Our Purpose: EMPOWER CELLS TO CHANGE LIVES
At SQZ Biotechnologies we believe that our cell therapies will revolutionize the way we treat diseases. Our unique capabilities enable us to engineer almost any function into any cell type, breaking down the barriers in the field, and creating the possibility for cell therapies that could not have been previously envisioned.
- Patients are the Purpose: We strive to transform patient quality of life so they can focus on living.
- Squeeze Together: We are one team with one goal. Only through the sum of our strengths can we achieve our shared purpose.
- Own the Outcome: We are what we do. Integrity and accountability are fundamental.
- Challenge the Now: We fearlessly drive innovation by questioning what is possible, fostering creativity, and executing on our ideas.
SQZ Biotechnologies is seeking an experienced industry expert as a Manager/Senior Manager to join the Quality Assurance (QA) team at SQZ Biotechnology.
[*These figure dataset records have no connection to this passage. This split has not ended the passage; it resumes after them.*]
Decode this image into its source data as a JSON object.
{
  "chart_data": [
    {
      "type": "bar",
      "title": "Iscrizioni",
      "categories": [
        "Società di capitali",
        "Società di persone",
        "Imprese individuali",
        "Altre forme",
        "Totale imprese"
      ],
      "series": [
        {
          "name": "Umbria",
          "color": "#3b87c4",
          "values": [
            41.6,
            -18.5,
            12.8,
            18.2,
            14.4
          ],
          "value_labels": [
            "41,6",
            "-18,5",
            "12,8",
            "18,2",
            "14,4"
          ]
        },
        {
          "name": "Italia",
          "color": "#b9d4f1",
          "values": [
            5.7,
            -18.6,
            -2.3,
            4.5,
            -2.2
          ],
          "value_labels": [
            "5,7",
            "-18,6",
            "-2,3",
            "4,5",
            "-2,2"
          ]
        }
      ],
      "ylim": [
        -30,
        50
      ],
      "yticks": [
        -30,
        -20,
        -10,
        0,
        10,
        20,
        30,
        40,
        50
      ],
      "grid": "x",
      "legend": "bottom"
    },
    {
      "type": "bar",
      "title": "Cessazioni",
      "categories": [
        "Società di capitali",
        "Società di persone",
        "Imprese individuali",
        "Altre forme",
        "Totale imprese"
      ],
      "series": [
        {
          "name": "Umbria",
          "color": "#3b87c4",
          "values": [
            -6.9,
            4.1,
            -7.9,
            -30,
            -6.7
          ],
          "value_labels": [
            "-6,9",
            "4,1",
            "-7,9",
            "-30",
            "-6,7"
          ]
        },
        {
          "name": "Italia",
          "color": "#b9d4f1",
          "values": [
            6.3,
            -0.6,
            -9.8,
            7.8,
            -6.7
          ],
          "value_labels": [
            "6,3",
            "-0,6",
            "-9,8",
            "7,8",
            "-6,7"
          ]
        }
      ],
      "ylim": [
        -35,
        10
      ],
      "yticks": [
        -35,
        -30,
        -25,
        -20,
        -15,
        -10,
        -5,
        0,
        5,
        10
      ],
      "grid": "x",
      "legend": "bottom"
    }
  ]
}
The successful candidate will assist with the propagation and implementation of the SQZ biotechnology Good Manufacturing Practices (GMP) Quality processes. The candidate will provide hands-on support for QA activities related to clinical supply of cell therapy product(s). The candidate will work cross-functionally across the internal CMC (Chemical, Manufacturing and Control), Clinical, Regulatory teams and with external counterparts within the contract organizations and the clinical site. The candidate will start out as an individual contributor with the potential to lead a team.
- Review batch records, packaging, labeling, and analytical records for raw materials and clinical materials
- Conduct batch disposition and manage all on-demand shipment of clinical materials
- Manage chain-of-Identity and chain-of-custody of all clinical materials, including starting materials
- Manage all change control processes and implementation
- Conduct investigations ensuring effective root cause analysis and assigning of appropriate CAPAs
- Convene material review boards and generate product impact assessments
- Develop quality metrics and provide status reports metrics to department and management
- Support regulatory audits at external cGMP facilities and support regulatory submission documentation
- Build a culture of right first time for autologous clinical trial material manufacture
- Be flexible to meet the QA needs for on-demand clinical trial material manufacture
- Independently and collaboratively multitask in a dynamic multifunctional environment
- Be capable of analyzing a wide variety of data and managing potential compliance risks
- Have a fundamental grasp of the biopharmaceutical drug development processes and scientific methods
- Demonstrate strong leadership skills and experience working with all levels of management
- Fulfill primarily office-based position requiring 0-20% domestic and international travel
- BS in scientific field (Chemistry, Biology, Biochemistry, Chemical Engineering) with 7+ years of increasing QA responsibilities in GMP regulated biotech, pharmaceutical, or CMO organization
- Outstanding communication skills (interpersonal, verbal and written)
- Keen understanding and application of regional regulatory requirements specific to GMPs
- Proficiency in MS Office applications (Word, Excel, Power point, Project) and Quality System Databases
- Experience working in the cell therapy industry
- Experience working directly with the FDA and external regulatory authorities
- Special knowledge and/or licenses or certifications.
SQZ Biotechnologies is proud to be an equal opportunity employer and to provide equal opportunities to all employees and applicants for employment without regard to race, color, religion, sex or gender identity, national origin, age, disability, sexual orientation or genetics. In addition to federal law requirements, SQZ complies with applicable state and local laws governing nondiscrimination in employment. SQZ does not support relocation for this role.